A União Europeia tem, desde o ano passado, os Estados Unidos como principal parceiro comercial, seguido pela China.

"Para que se tenha uma ideia, o déficit comercial europeu dos EUA é da ordem de US$ 240 bilhões, cerca de R$ 1,3 trilhão. As exportações alemãs somam US$ 160 bilhões, a italiana, US$ 65 bilhões.
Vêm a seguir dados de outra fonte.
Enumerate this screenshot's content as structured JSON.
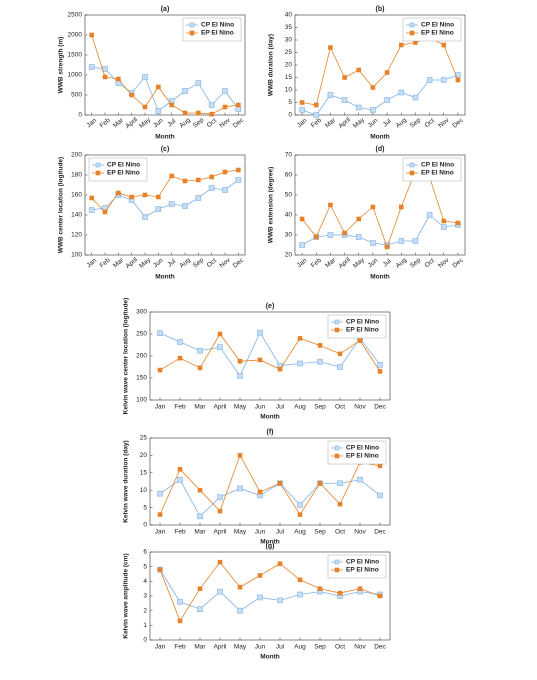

Já a França são US$ 47 bilhões. Os produtos são variados. Desde automóveis, autopeças, farmacêuticas, bebidas e até o mercado de luxo", disse Sonia.

A UE teme uma guerra comercial em escala diante das tarifas dos EUA. O primeiro-ministro da França, François Bayrou, classificou o "tarifaço" como uma "catástrofe" para a Europa e para os EUA.

A presidente da Comissão Europeia, Ursula von der Leyen, chamou o ato de "golpe na economia mundial".

O chanceler alemão, Olaf Scholz, disse que as tarifas estão erradas e pediu uma resposta unificada da Europa. O presidente francês, Emmanuel Macron, convocou uma reunião com os setores afetados e deve fazer um pronunciamento nos próximos dias.

A aposta agora é de que as tarifas possam ser negociadas no campo diplomático.